Bagi Ali Mufthi, warung ini bukan sekadar tempat melepas dahaga, melainkan saksi bisu sejarah perjuangannya pada Pemilu Legislatif 2014 silam.
Di tempat inilah, strategi disusun dan aspirasi warga Dapil II diserap hingga mengantarkannya menduduki kursi Ketua DPRD Kabupaten Ponorogo periode 2014-2019.
Turun ke Akar Rumput, Menjemput Aspirasi
Meski kini telah berkiprah di tingkat nasional sebagai legislator Senayan dan menjabat sebagai Ketua DPD Golkar Provinsi Jawa Timur, Ali Mufthi tidak kehilangan jati dirinya yang merakyat.
Pada Sabtu (10/1), di tengah padatnya agenda, ia memilih kembali ke warung kopi tersebut untuk duduk melingkar bersama warga dan para kepala desa.
Dalam suasana santai tanpa sekat, diskusi mengalir mulai dari isu pembangunan infrastruktur pusat hingga dinamika ekonomi desa.
"Suara rakyat adalah suara Golkar. Saya besar dari diskusi-diskusi di warung seperti ini, dan tugas saya adalah memastikan keluhan bapak-bapak sampai ke telinga pemerintah pusat," ungkapnya di sela-sela obrolan.
Menyoal Demokrasi: Visi Pilkada Lewat DPRD
Dalam kesempatan tersebut, diskusi juga menyentuh isu politik panas yang tengah diperjuangkan Fraksi Golkar, yakni usulan pengembalian mekanisme Pemilihan Kepala Daerah (Pilkada) melalui DPRD.
Ali Mufthi memberikan pandangan mendalam mengenai langkah politik ini.

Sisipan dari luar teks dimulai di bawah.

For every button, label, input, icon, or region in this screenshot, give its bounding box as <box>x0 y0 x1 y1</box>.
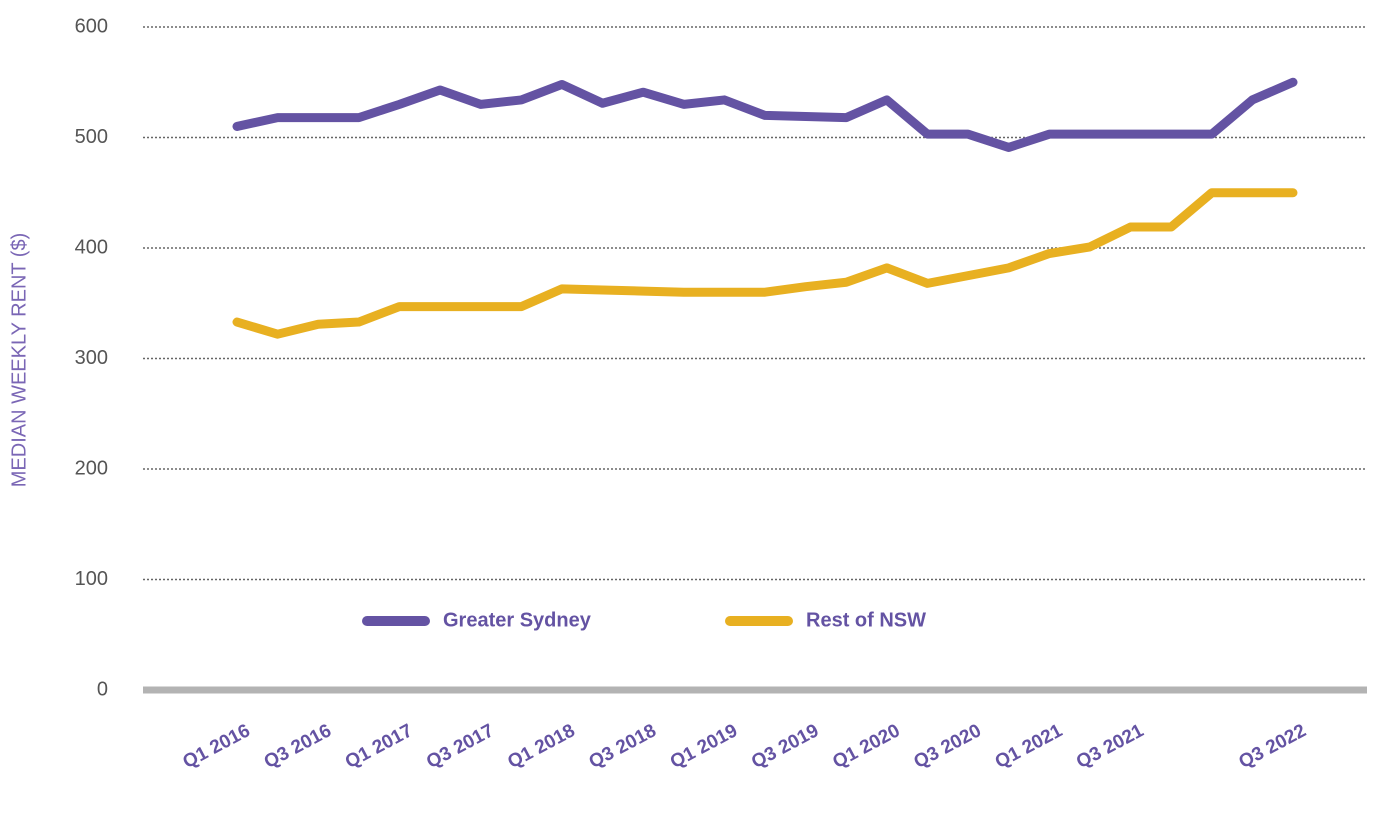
legend-label: Greater Sydney <box>443 609 592 631</box>
x-tick-label: Q1 2017 <box>342 720 416 773</box>
x-tick-label: Q1 2021 <box>992 720 1067 773</box>
x-tick-label: Q3 2016 <box>261 720 335 773</box>
x-tick-label: Q3 2018 <box>586 720 660 773</box>
legend-label: Rest of NSW <box>806 609 926 631</box>
y-tick-label: 300 <box>75 347 108 369</box>
x-tick-label: Q3 2020 <box>911 720 985 773</box>
x-tick-label: Q1 2016 <box>179 720 253 773</box>
line <box>232 77 1298 152</box>
x-tick-label: Q1 2018 <box>504 720 578 773</box>
y-tick-label: 500 <box>75 126 108 148</box>
x-tick-label: Q1 2019 <box>667 720 741 773</box>
x-tick-label: Q3 2021 <box>1073 720 1148 773</box>
y-tick-label: 100 <box>75 568 108 590</box>
x-tick-label: Q3 2017 <box>423 720 497 773</box>
x-tick-label: Q3 2022 <box>1235 720 1309 773</box>
line <box>232 188 1298 339</box>
x-tick-label: Q3 2019 <box>748 720 822 773</box>
y-axis-label: MEDIAN WEEKLY RENT ($) <box>8 233 30 488</box>
y-tick-label: 400 <box>75 236 108 258</box>
x-tick-label: Q1 2020 <box>829 720 903 773</box>
y-tick-label: 200 <box>75 457 108 479</box>
y-tick-label: 0 <box>97 678 108 700</box>
y-tick-label: 600 <box>75 15 108 37</box>
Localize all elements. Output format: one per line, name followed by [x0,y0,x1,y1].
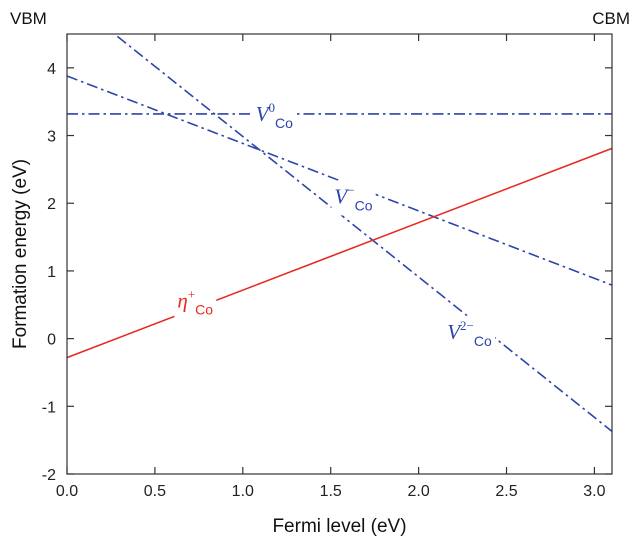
y-tick-label: 4 [47,61,56,78]
series-layer [67,34,612,433]
series-label-3: η+Co [174,284,217,320]
plot-frame [66,33,613,475]
series-line-2 [113,34,612,433]
y-tick-label: -2 [42,467,56,484]
x-axis-title: Fermi level (eV) [272,516,406,537]
vbm-label: VBM [10,9,47,28]
series-label-text: V0Co [256,100,293,131]
series-label-0: V0Co [252,97,297,133]
x-tick-label: 3.0 [583,483,605,500]
cbm-label: CBM [592,9,630,28]
x-tick-label: 1.0 [232,483,254,500]
y-axis-title: Formation energy (eV) [10,159,31,349]
series-label-text: η+Co [177,287,213,318]
series-label-text: V2−Co [447,318,492,349]
x-tick-label: 2.0 [407,483,429,500]
x-tick-label: 1.5 [320,483,342,500]
y-tick-label: 3 [47,129,56,146]
series-line-3 [67,147,612,359]
series-label-background [444,315,495,351]
series-label-1: V−Co [331,180,376,216]
y-tick-label: 0 [47,332,56,349]
y-tick-label: 1 [47,264,56,281]
x-tick-label: 0.0 [56,483,78,500]
y-tick-label: -1 [42,399,56,416]
series-label-text: V−Co [334,182,372,213]
x-tick-label: 2.5 [495,483,517,500]
y-tick-label: 2 [47,196,56,213]
series-label-background [331,180,376,216]
series-label-background [252,97,297,133]
ticks-layer: 0.0 0.5 1.0 1.5 2.0 2.5 3.0 -2 -1 0 1 2 3 4 [42,34,612,500]
series-label-background [174,284,217,320]
series-labels-layer: V0Co V−Co V2−Co η+Co [174,97,495,351]
x-tick-label: 0.5 [144,483,166,500]
series-label-2: V2−Co [444,315,495,351]
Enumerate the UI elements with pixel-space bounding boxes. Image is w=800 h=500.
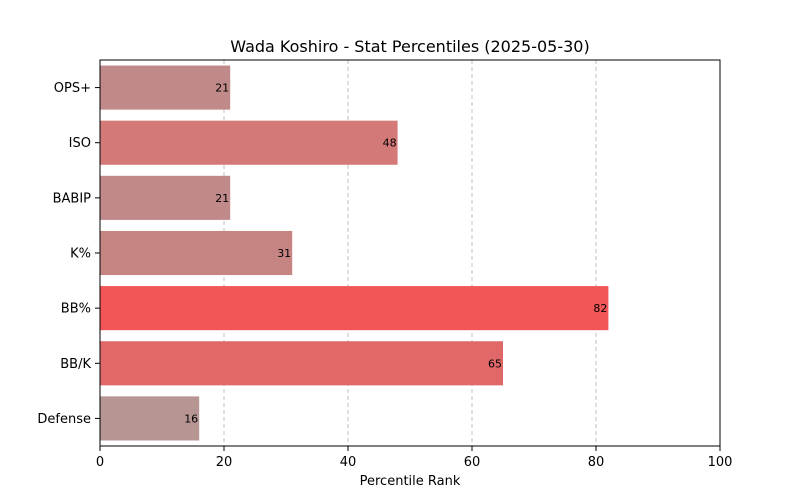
- bar-value-label: 31: [277, 247, 291, 260]
- bar-value-label: 16: [184, 412, 198, 425]
- bar-value-label: 21: [215, 192, 229, 205]
- bar: [100, 120, 398, 165]
- y-tick-label: ISO: [69, 136, 91, 151]
- y-tick-label: BB/K: [60, 357, 91, 372]
- bar-value-label: 65: [488, 357, 502, 370]
- bars: 21 48 21 31 82 65 16: [100, 65, 609, 441]
- axes: 0 20 40 60 80 100 OPS+ ISO BABIP K% BB% BB/K Defense: [37, 81, 732, 470]
- x-tick-label: 80: [588, 455, 605, 470]
- bar-value-label: 82: [593, 302, 607, 315]
- chart-title: Wada Koshiro - Stat Percentiles (2025-05…: [230, 37, 589, 56]
- bar: [100, 341, 503, 386]
- bar-value-label: 21: [215, 82, 229, 95]
- bar: [100, 396, 200, 441]
- y-tick-label: OPS+: [54, 81, 91, 96]
- x-tick-label: 20: [216, 455, 233, 470]
- y-tick-label: Defense: [37, 412, 91, 427]
- y-tick-label: K%: [70, 247, 91, 262]
- y-tick-label: BB%: [61, 302, 91, 317]
- y-tick-label: BABIP: [53, 191, 92, 206]
- x-tick-label: 40: [340, 455, 357, 470]
- bar: [100, 65, 231, 110]
- bar-value-label: 48: [383, 137, 397, 150]
- x-tick-label: 60: [464, 455, 481, 470]
- x-tick-label: 100: [708, 455, 733, 470]
- bar: [100, 175, 231, 220]
- bar: [100, 230, 293, 276]
- x-tick-label: 0: [96, 455, 104, 470]
- bar: [100, 286, 609, 331]
- x-axis-label: Percentile Rank: [360, 474, 461, 489]
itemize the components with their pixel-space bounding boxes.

Menurutnya, evaluasi terhadap sistem Pilkada langsung perlu dilakukan demi efisiensi dan menjaga stabilitas sosial di daerah.
"Fraksi Golkar sedang berupaya mengkaji secara serius pemilihan kepala daerah melalui DPRD. Kita ingin mengembalikan marwah demokrasi yang lebih murni, mengurangi biaya politik yang tinggi, serta meminimalisir gesekan sosial yang sering terjadi di akar rumput akibat kontestasi langsung," tegas Ali Mufthi
Ia menambahkan bahwa dengan sistem ini, kontrol terhadap kepala daerah akan lebih efektif dan fokus pembangunan dapat lebih sinergi dengan visi legislatif di daerah.
Selain urusan politik makro, Ali Mufthi juga menyoroti pentingnya penguatan ekonomi desa melalui program seperti Koperasi Desa Merah Putih dan pengembangan UMKM agar lebih melek digital (e-commerce).
Nostalgia di Karanggebang ini menjadi pengingat bahwa bagi Ali Mufthi, sejauh apa pun ia melangkah ke pusat kekuasaan, hatinya tetap tertambat pada denyut nadi kehidupan masyarakat desa di Ponorogo.
Minuman kopi cokot menjadi favoritnya, dimana kopi cokot disajikan dengan gula aren atau gula Jawa, dan dapat dinikmati sebagai kopi tubruk atau kopi saring.
Tak terasa waktu terus beranjak hingga sore hari, warga dan beberapa kepala desa yakni kades Karanggebang, Kradenan, Tegalsari, relawan berpamitan. (nur).